Google AdMob: Google AdMob provided by Google LLC, 1600 Amphitheatre Parkway, Mountain View, CA 94043, USA ("AdMob "), is used to deliver ads within the Flatastic application. The Software Development Kit (SDK) provided by AdMob has been integrated into the Flatastic application. Whenever an advertisement is displayed, the SDK loads it directly from AdMob and delivers it within the Flatastic application. To make the ad relevant to you, it can be personalised. We cannot review every advertisement that is displayed within the Flatastic application. If you do not want to see ads, buy a premium subscription.

In the future, we may use other solutions, such as, but not limited to, payment APIs.
We always evaluate the solutions we use for compliance with the GDPR and regularly update the Third Party Solutions section of the Privacy Policy.

Third party service providers #

In the future, we may offer you contracts to make your household easier and better organized, such as but not limited to internet service providers, energy and utility providers, insurance and other household related expenditures. We will not pass any of your personal data to a possible third party service provider without your explicit consent.

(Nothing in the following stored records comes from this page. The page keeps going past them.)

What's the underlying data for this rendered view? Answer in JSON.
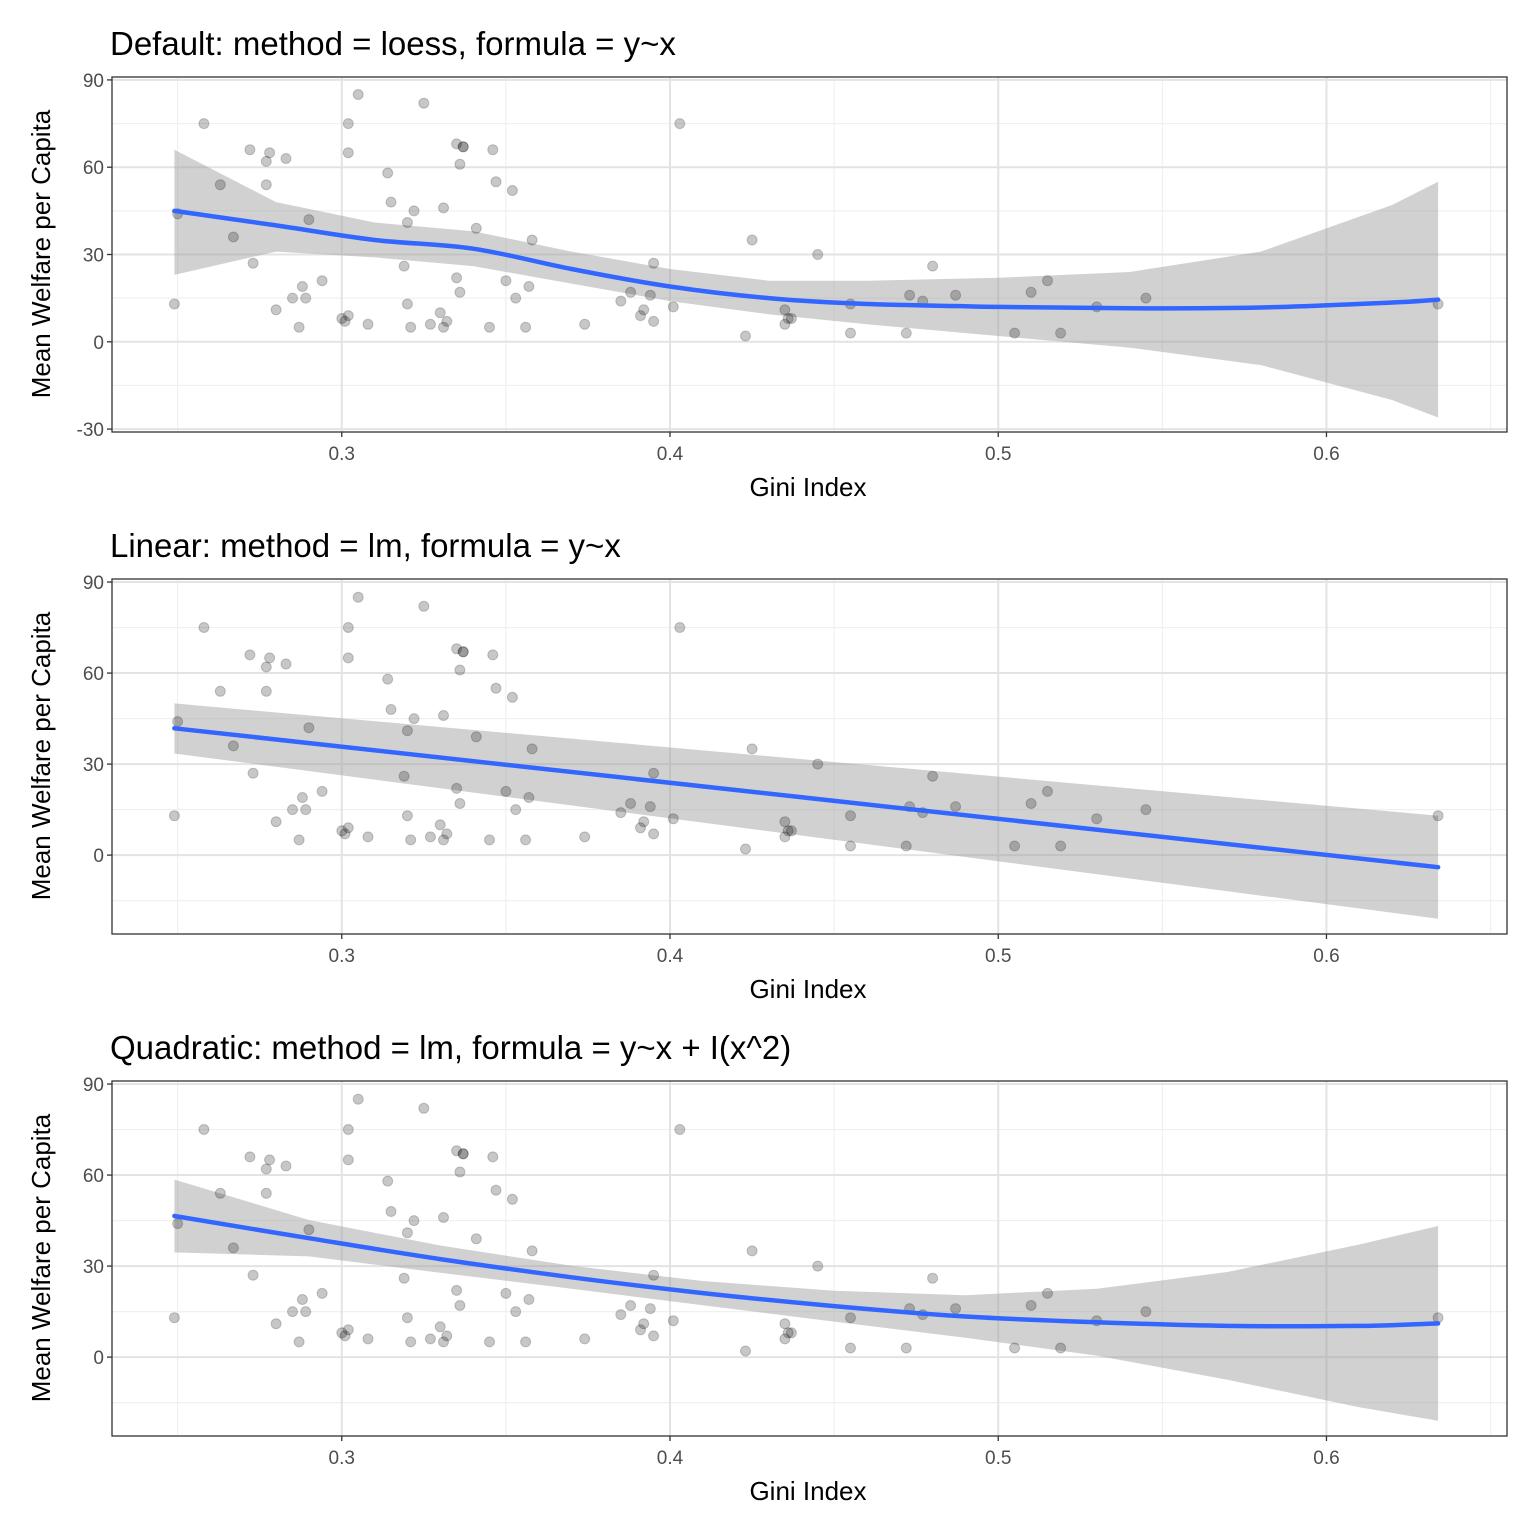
{
  "chart_data": [
    {
      "type": "scatter",
      "title": "Default: method = loess, formula = y~x",
      "xlabel": "Gini Index",
      "ylabel": "Mean Welfare per Capita",
      "xlim": [
        0.23,
        0.655
      ],
      "ylim": [
        -31,
        91
      ],
      "xticks": [
        0.3,
        0.4,
        0.5,
        0.6
      ],
      "xtick_labels": [
        "0.3",
        "0.4",
        "0.5",
        "0.6"
      ],
      "yticks": [
        -30,
        0,
        30,
        60,
        90
      ],
      "ytick_labels": [
        "-30",
        "0",
        "30",
        "60",
        "90"
      ],
      "grid": true,
      "smooth": {
        "method": "loess",
        "x": [
          0.249,
          0.28,
          0.31,
          0.34,
          0.37,
          0.4,
          0.43,
          0.46,
          0.5,
          0.54,
          0.58,
          0.62,
          0.634
        ],
        "y": [
          45,
          40,
          35,
          32,
          25,
          19,
          15,
          13,
          12,
          11.5,
          11.8,
          13.5,
          14.5
        ],
        "lower": [
          23,
          31,
          29,
          26,
          20,
          14,
          9.5,
          6,
          2,
          -2,
          -8,
          -20,
          -26
        ],
        "upper": [
          66,
          48,
          41,
          38,
          31,
          25,
          21,
          21,
          22,
          24,
          31,
          47,
          55
        ]
      }
    },
    {
      "type": "scatter",
      "title": "Linear: method = lm, formula = y~x",
      "xlabel": "Gini Index",
      "ylabel": "Mean Welfare per Capita",
      "xlim": [
        0.23,
        0.655
      ],
      "ylim": [
        -26,
        91
      ],
      "xticks": [
        0.3,
        0.4,
        0.5,
        0.6
      ],
      "xtick_labels": [
        "0.3",
        "0.4",
        "0.5",
        "0.6"
      ],
      "yticks": [
        0,
        30,
        60,
        90
      ],
      "ytick_labels": [
        "0",
        "30",
        "60",
        "90"
      ],
      "grid": true,
      "smooth": {
        "method": "lm",
        "x": [
          0.249,
          0.634
        ],
        "y": [
          41.8,
          -4
        ],
        "lower": [
          33.5,
          -21
        ],
        "upper": [
          50,
          13
        ]
      }
    },
    {
      "type": "scatter",
      "title": "Quadratic: method = lm, formula = y~x + I(x^2)",
      "xlabel": "Gini Index",
      "ylabel": "Mean Welfare per Capita",
      "xlim": [
        0.23,
        0.655
      ],
      "ylim": [
        -26,
        91
      ],
      "xticks": [
        0.3,
        0.4,
        0.5,
        0.6
      ],
      "xtick_labels": [
        "0.3",
        "0.4",
        "0.5",
        "0.6"
      ],
      "yticks": [
        0,
        30,
        60,
        90
      ],
      "ytick_labels": [
        "0",
        "30",
        "60",
        "90"
      ],
      "grid": true,
      "smooth": {
        "method": "lm",
        "x": [
          0.249,
          0.29,
          0.33,
          0.37,
          0.41,
          0.45,
          0.49,
          0.53,
          0.57,
          0.61,
          0.634
        ],
        "y": [
          46.5,
          39.2,
          32.3,
          26.3,
          21.1,
          16.8,
          13.4,
          11.5,
          10.3,
          10.3,
          11.1
        ],
        "lower": [
          34.5,
          33.2,
          27.8,
          22.5,
          17.1,
          11.7,
          6.4,
          0.5,
          -7.5,
          -16.5,
          -21
        ],
        "upper": [
          58.5,
          45.2,
          36.8,
          30.1,
          25.1,
          21.9,
          20.4,
          22.5,
          28.1,
          37.1,
          43.2
        ]
      }
    }
  ],
  "points": {
    "x": [
      0.249,
      0.25,
      0.258,
      0.263,
      0.267,
      0.272,
      0.273,
      0.277,
      0.277,
      0.278,
      0.28,
      0.283,
      0.285,
      0.287,
      0.288,
      0.289,
      0.29,
      0.294,
      0.3,
      0.301,
      0.302,
      0.302,
      0.302,
      0.305,
      0.308,
      0.314,
      0.315,
      0.319,
      0.32,
      0.32,
      0.321,
      0.322,
      0.325,
      0.327,
      0.33,
      0.331,
      0.331,
      0.332,
      0.335,
      0.335,
      0.336,
      0.336,
      0.337,
      0.337,
      0.341,
      0.345,
      0.346,
      0.347,
      0.35,
      0.352,
      0.353,
      0.356,
      0.357,
      0.358,
      0.374,
      0.385,
      0.388,
      0.391,
      0.392,
      0.394,
      0.395,
      0.395,
      0.401,
      0.403,
      0.423,
      0.425,
      0.435,
      0.435,
      0.436,
      0.437,
      0.445,
      0.455,
      0.455,
      0.472,
      0.473,
      0.477,
      0.48,
      0.487,
      0.505,
      0.51,
      0.515,
      0.519,
      0.53,
      0.545,
      0.634
    ],
    "y": [
      13,
      44,
      75,
      54,
      36,
      66,
      27,
      62,
      54,
      65,
      11,
      63,
      15,
      5,
      19,
      15,
      42,
      21,
      8,
      7,
      65,
      75,
      9,
      85,
      6,
      58,
      48,
      26,
      41,
      13,
      5,
      45,
      82,
      6,
      10,
      46,
      5,
      7,
      68,
      22,
      17,
      61,
      67,
      67,
      39,
      5,
      66,
      55,
      21,
      52,
      15,
      5,
      19,
      35,
      6,
      14,
      17,
      9,
      11,
      16,
      7,
      27,
      12,
      75,
      2,
      35,
      11,
      6,
      8,
      8,
      30,
      13,
      3,
      3,
      16,
      14,
      26,
      16,
      3,
      17,
      21,
      3,
      12,
      15,
      13
    ]
  }
}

Third party contributors #

To develop and improve the application we may work with freelance developers, contractors or other third parties. These contributors are bound by confidentiality, will not pass on any personal data and take strict technical measures to protect your personal data.

Transfer of Flatastic #

If Flatastic or Flatastic's assets are acquired by another company, we may transfer, sell or assign data concerning your relationship with us to the other entity. That entity will assume the rights and obligations with respect to that data as described in this Privacy Policy and as required by applicable law.

Data security #

Our website and the backend of the application are hosted on Amazon Web Services. We chose to host the data within the European Economic Area (“EEA”). You can read the Amazon Web Services security policy here:
https://aws.amazon.com/security/

Despite our effort, certain data may be stored outside the EEA. We will take all steps reasonably necessary to ensure that the data is appropriately safeguarded and treated in accordance with this Privacy Policy.

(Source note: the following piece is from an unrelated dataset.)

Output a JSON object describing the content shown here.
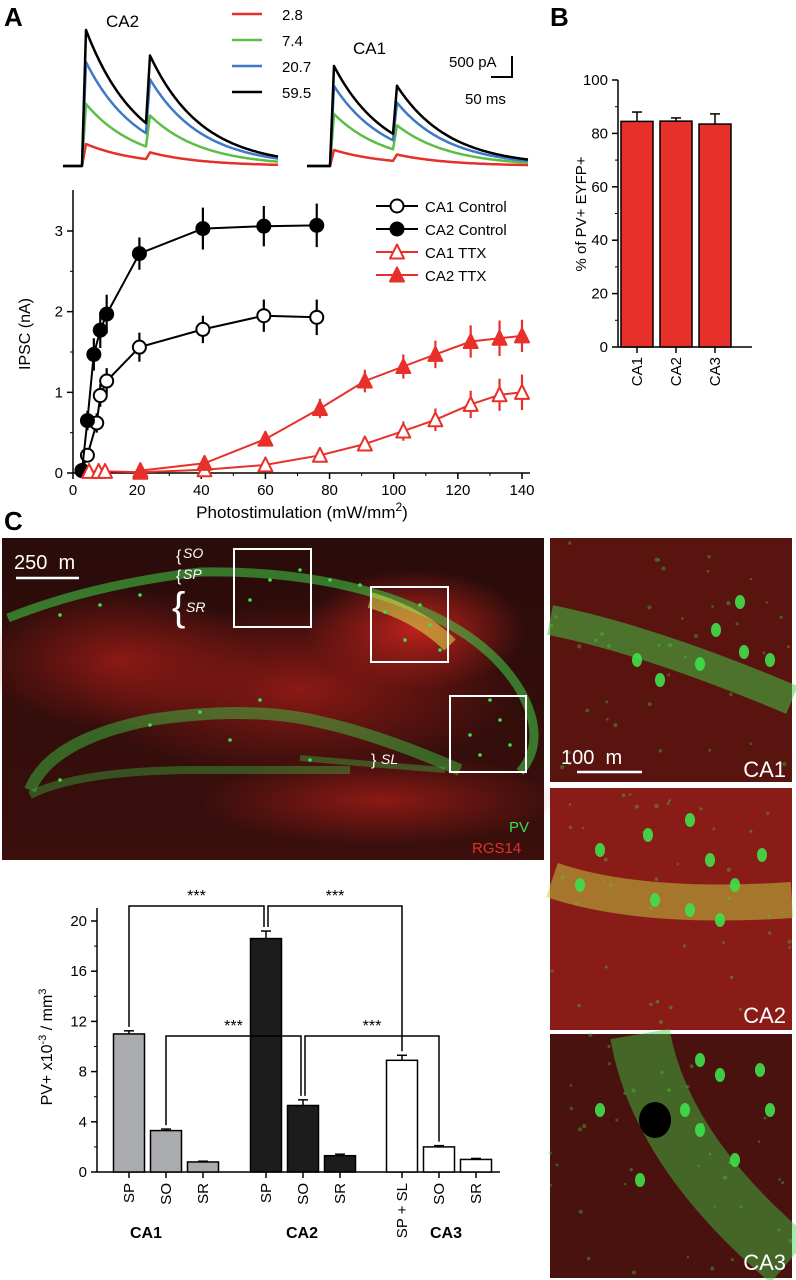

We use a modern IT infrastructure with high security standards. We develop our internal processes such that appropriate data security can be ensured. All data you provide to us is stored on our secure servers. The data is transmitted over an industry standard Secure Socket Layer (SSL) connection. You are responsible for keeping the password to your user account confidential. Do not share the password with anyone.

Transmission over the Internet is not completely secure. We cannot guarantee the security of your data, even though we do our best to protect your data. Once we have received your data, strict policies and technical measures are in place to try to prevent unauthorized access.

What rights do you have? #

You have the following rights:

  • Right to information
  • Right of rectification (in case of incorrect data)
  • Right to be forgotten
  • Right to restrict processing
  • Right to data transmission
  • Right to object to processing
  • Right to lodge a complaint with the competent data protection authority

Exceptions apply to these rights. Therefore, we cannot (fully) comply with all requests to exercise these rights.

Changes to this Privacy Policy #

Flatastic may change this Privacy Policy at any time and unilaterally. We will notify you of such changes in an appropriate manner. Your continued use of the application following notice of changes to the Privacy Policy constitutes your express acceptance of such changes.